Several companies are now producing vanadium batteries around the world, including Sumitomo Electric Industries in Japan and Gildemeister in Austria. A Gildemeister battery is soon to be installed in the Tyree Building with funding from the Solar Flagship.

Career and family

For all her success, awards and inventions, Maria is most proud of her family. “I have three sons and now two granddaughters,” says Maria. “That’s what I see as my greatest achievement.”

Her husband, Michael Kazacos, who is also a scientist, worked as her project manager for many years as they applied for grants together. He has also supported her at home, allowing her to focus on her research. “My husband realized early on that I had an important opportunity and he wanted to support me in that,” says Maria. “So he took a secondary role in terms of the work but a primary role in looking after the kids, especially after school.”

Maria’s advice for engineers trying to manage a career and family is to consider investing in your partnership by working out roles and responsibilities. “You have got to have both partners contributing,” she says.

“I have three sons and now two granddaughters.

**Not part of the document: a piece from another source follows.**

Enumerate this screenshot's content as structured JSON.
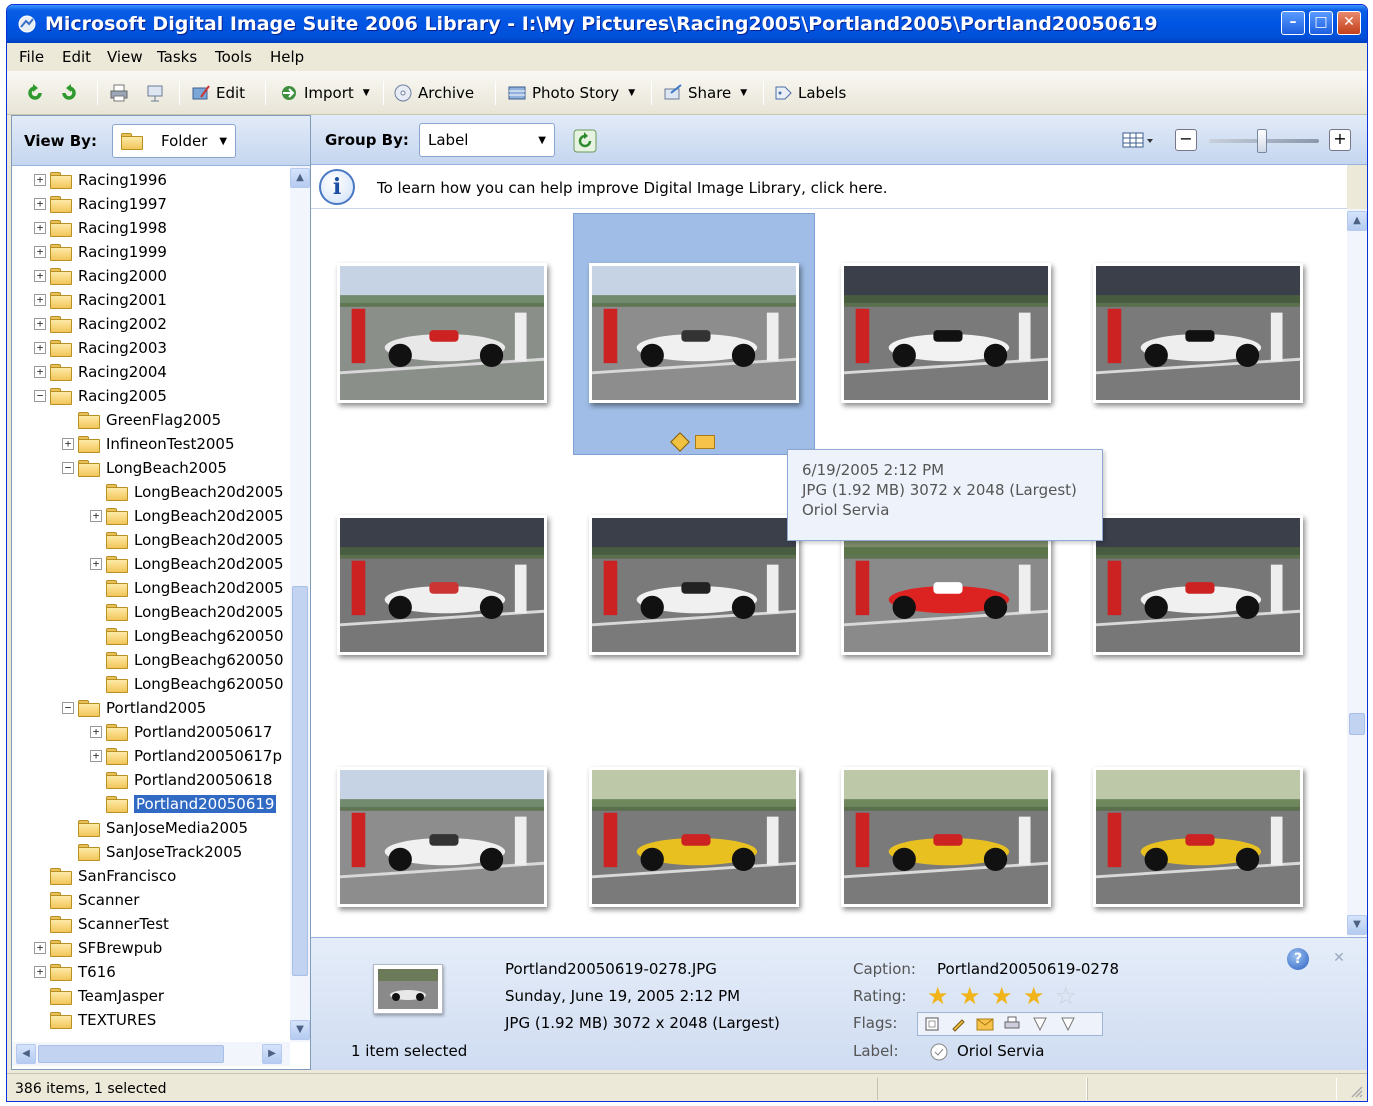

That’s what I see as my greatest achievement.” Emeritus Professor Maria Skyllas

Maria says she was fortunate to enroll her children in activities and schools that were close to her work. Being able to work flexible hours were important, too, and she encourages workers to seek support from employers where possible. “If the workforce expects workers to be there 12 hours a day, it’s going to destroy the family.”

Although Maria has officially retired, she continues to dedicate her career to supervising research students in areas such as the modeling and control of energy systems. “Well, I love what I do,” she says. “Why should I stop doing what I enjoy?”